23 August 2008

Holiday in a conflict zone

By Nicola Pratt

I am spending the summer in Jordan — mainly for reasons of work but also for pleasure. The Norwich taxi driver that took me to the airport was rather bemused by the latter idea. After all, Jordan has borders with Iraq to the north east and with Israel and the Occupied Palestinian West Bank to the west—thereby sandwiching the relatively small country of 6 million between the two major regional conflicts. In addition, it shares a border with Syria (a target of US and Israeli hostility) in the north. Yet, Jordan is one of the safest places to visit in the Middle East.

It is impressive what the country has achieved given its geographical location and its limited natural resources, including being one of the only countries in the region not to possess oil reserves. In the past, Jordan, alongside other Arab states, fought wars against Israel (in 1948, 1967 and 1973). The wars of 1948 and 1967 led to an influx of hundreds of thousands of Palestinian refugees into Jordan, making up approximately half of the country's population. At the time, the strain on the country was enormous, with families living in tents, without any infrastructure, and imagining that they would soon return to their lands. Gradually, as it became clear that a deal with Israel that would allow for the return of the refugees would not be imminent, tents were replaced by concrete houses in densely-built refugee camps, cared for by a dedicated UN agency. Today, 13 refugee camps, home to 280,000 people, remain. The vast majority of Palestinians, unlike their compatriots who fled to other Arab countries, were granted Jordanian citizenship, enabling them to re-establish their lives. The majority have been able to move out of the camps and to escape poverty. Peace with Israel in 1994 promised to bring great economic dividends. Yet, people have told me that the benefits have not materialised due to Israel’s continued occupation of the West Bank and Gaza Strip, which makes cooperation almost impossible.

It is the war raging beyond Jordan's north-eastern border since 2003 that seems to be uppermost in the minds of most Jordanian citizens. Not because of the violence, which spilled into Jordan only once when al-Qaeda in Iraq members set off bombs at several major hotels in the capital, tragically killing 60 people. Rather it is the economic impact of the war that is crippling Jordanians. You only need to step into a taxi to hear about the increasing cost of living and the difficulties of making ends meet. The war signalled the end of subsidised fuel from Iraq at a time of rising international oil prices. Jordanian farmers are exporting food to Iraq, whose agricultural sector has been damaged by the conflict. The shortfall in food in the Jordanian market is being met by more expensive imports from the international market. The rising cost of food and fuel prices meant that inflation increased from 1.6% in 2003 to 6.25% in 2006 with dramatic results for ordinary Jordanians—particularly those living outside Amman who have not benefitted from increased expenditure by some wealthy Iraqis escaping the conflict at home. Jordan is haven to possibly over half a million Iraqis—not only a result of the 2003 war but also as a result of dictatorship and sanctions previously. However, exact figures are difficult to come by since the Jordanian government treats Iraqis as guests and not refugees. Earlier this year it was reported that there were only 160,000 Iraqis in Jordan and it is possible that the government has overestimated numbers in order to attract international aid to meet the additional costs of hosting them. Whilst some Iraqis residing in Jordan come from the richer sections of society and have bought apartments in posh West Amman as well as frequenting upmarket restaurants and bars, significant numbers of Iraqis are living in poverty, unable to work. Their 'guest' status has made their plight invisible.

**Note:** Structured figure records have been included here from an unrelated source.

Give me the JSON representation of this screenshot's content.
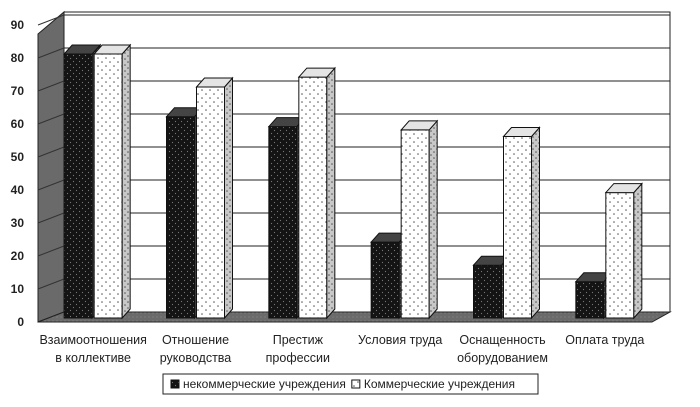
{
  "chart_data": {
    "type": "bar",
    "style": "3d clustered column",
    "ylim": [
      0,
      90
    ],
    "yticks": [
      0,
      10,
      20,
      30,
      40,
      50,
      60,
      70,
      80,
      90
    ],
    "grid": true,
    "legend_position": "bottom",
    "categories": [
      [
        "Взаимоотношения",
        "в коллективе"
      ],
      [
        "Отношение",
        "руководства"
      ],
      [
        "Престиж",
        "профессии"
      ],
      [
        "Условия труда"
      ],
      [
        "Оснащенность",
        "оборудованием"
      ],
      [
        "Оплата труда"
      ]
    ],
    "series": [
      {
        "name": "некоммерческие учреждения",
        "values": [
          80,
          61,
          58,
          23,
          16,
          11
        ],
        "color": "#1a1a1a",
        "pattern": "dark-stipple"
      },
      {
        "name": "Коммерческие учреждения",
        "values": [
          80,
          70,
          73,
          57,
          55,
          38
        ],
        "color": "#ffffff",
        "pattern": "light-dots"
      }
    ],
    "colors": {
      "wall": "#6a6a6a",
      "gridline": "#222222",
      "floor": "#6a6a6a"
    }
  }
}
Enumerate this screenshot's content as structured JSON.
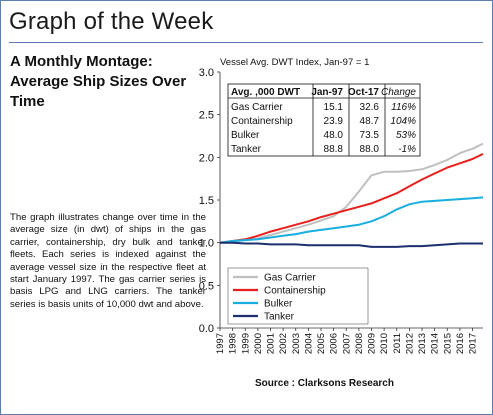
{
  "page": {
    "title": "Graph of the Week",
    "headline": "A Monthly Montage: Average Ship Sizes Over Time",
    "description": "The graph illustrates change over time in the average size (in dwt) of ships in the gas carrier, containership, dry bulk and tanker fleets. Each series is indexed against the average vessel size in the respective fleet at start January 1997. The gas carrier series is basis LPG and LNG carriers. The tanker series is basis units of 10,000 dwt and above.",
    "source": "Source : Clarksons Research"
  },
  "chart_data": {
    "type": "line",
    "title": "Vessel Avg. DWT Index, Jan-97 = 1",
    "xlabel": "",
    "ylabel": "",
    "x_ticks": [
      "1997",
      "1998",
      "1999",
      "2000",
      "2001",
      "2002",
      "2003",
      "2004",
      "2005",
      "2006",
      "2007",
      "2008",
      "2009",
      "2010",
      "2011",
      "2012",
      "2013",
      "2014",
      "2015",
      "2016",
      "2017"
    ],
    "y_ticks": [
      "0.0",
      "0.5",
      "1.0",
      "1.5",
      "2.0",
      "2.5",
      "3.0"
    ],
    "xlim": [
      1997,
      2017.83
    ],
    "ylim": [
      0,
      3
    ],
    "grid": false,
    "legend_position": "bottom-left",
    "series": [
      {
        "name": "Gas Carrier",
        "color": "#c0c0c0",
        "x": [
          1997,
          1998,
          1999,
          2000,
          2001,
          2002,
          2003,
          2004,
          2005,
          2006,
          2007,
          2008,
          2009,
          2010,
          2011,
          2012,
          2013,
          2014,
          2015,
          2016,
          2017,
          2017.83
        ],
        "y": [
          1.0,
          1.01,
          1.03,
          1.05,
          1.09,
          1.13,
          1.17,
          1.21,
          1.26,
          1.31,
          1.42,
          1.6,
          1.79,
          1.83,
          1.83,
          1.84,
          1.86,
          1.91,
          1.97,
          2.05,
          2.1,
          2.16
        ]
      },
      {
        "name": "Containership",
        "color": "#e8201c",
        "x": [
          1997,
          1998,
          1999,
          2000,
          2001,
          2002,
          2003,
          2004,
          2005,
          2006,
          2007,
          2008,
          2009,
          2010,
          2011,
          2012,
          2013,
          2014,
          2015,
          2016,
          2017,
          2017.83
        ],
        "y": [
          1.0,
          1.02,
          1.04,
          1.08,
          1.13,
          1.17,
          1.21,
          1.25,
          1.3,
          1.34,
          1.38,
          1.42,
          1.46,
          1.52,
          1.58,
          1.66,
          1.74,
          1.81,
          1.88,
          1.93,
          1.98,
          2.04
        ]
      },
      {
        "name": "Bulker",
        "color": "#18aee0",
        "x": [
          1997,
          1998,
          1999,
          2000,
          2001,
          2002,
          2003,
          2004,
          2005,
          2006,
          2007,
          2008,
          2009,
          2010,
          2011,
          2012,
          2013,
          2014,
          2015,
          2016,
          2017,
          2017.83
        ],
        "y": [
          1.0,
          1.02,
          1.03,
          1.04,
          1.06,
          1.08,
          1.1,
          1.13,
          1.15,
          1.17,
          1.19,
          1.21,
          1.25,
          1.31,
          1.39,
          1.45,
          1.48,
          1.49,
          1.5,
          1.51,
          1.52,
          1.53
        ]
      },
      {
        "name": "Tanker",
        "color": "#1c2f6e",
        "x": [
          1997,
          1998,
          1999,
          2000,
          2001,
          2002,
          2003,
          2004,
          2005,
          2006,
          2007,
          2008,
          2009,
          2010,
          2011,
          2012,
          2013,
          2014,
          2015,
          2016,
          2017,
          2017.83
        ],
        "y": [
          1.0,
          1.0,
          0.99,
          0.99,
          0.98,
          0.98,
          0.98,
          0.97,
          0.97,
          0.97,
          0.97,
          0.97,
          0.95,
          0.95,
          0.95,
          0.96,
          0.96,
          0.97,
          0.98,
          0.99,
          0.99,
          0.99
        ]
      }
    ],
    "table": {
      "headers": [
        "Avg. ,000 DWT",
        "Jan-97",
        "Oct-17",
        "Change"
      ],
      "rows": [
        [
          "Gas Carrier",
          "15.1",
          "32.6",
          "116%"
        ],
        [
          "Containership",
          "23.9",
          "48.7",
          "104%"
        ],
        [
          "Bulker",
          "48.0",
          "73.5",
          "53%"
        ],
        [
          "Tanker",
          "88.8",
          "88.0",
          "-1%"
        ]
      ]
    }
  }
}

Despite the wars and conflicts that wage on Jordan's doorstep and the often negative spill-over effects of these on the lives of Jordanians, the country is undoubtedly a pleasure to visit. It is home to the UNESCO World Heritage Site of Petra, the 'Red Rose City' carved out of rocks by the Nabateans over 2 millennia ago, and Jerash, one of the best preserved Roman cities in the Middle East. Only yesterday I was visiting Wadi Rum, a national park with breathtaking scenery. It is this image of Jordan that the government is keen to emphasise in order to increase tourism revenues. However, only a real and lasting regional peace will help to bring prosperity to the country.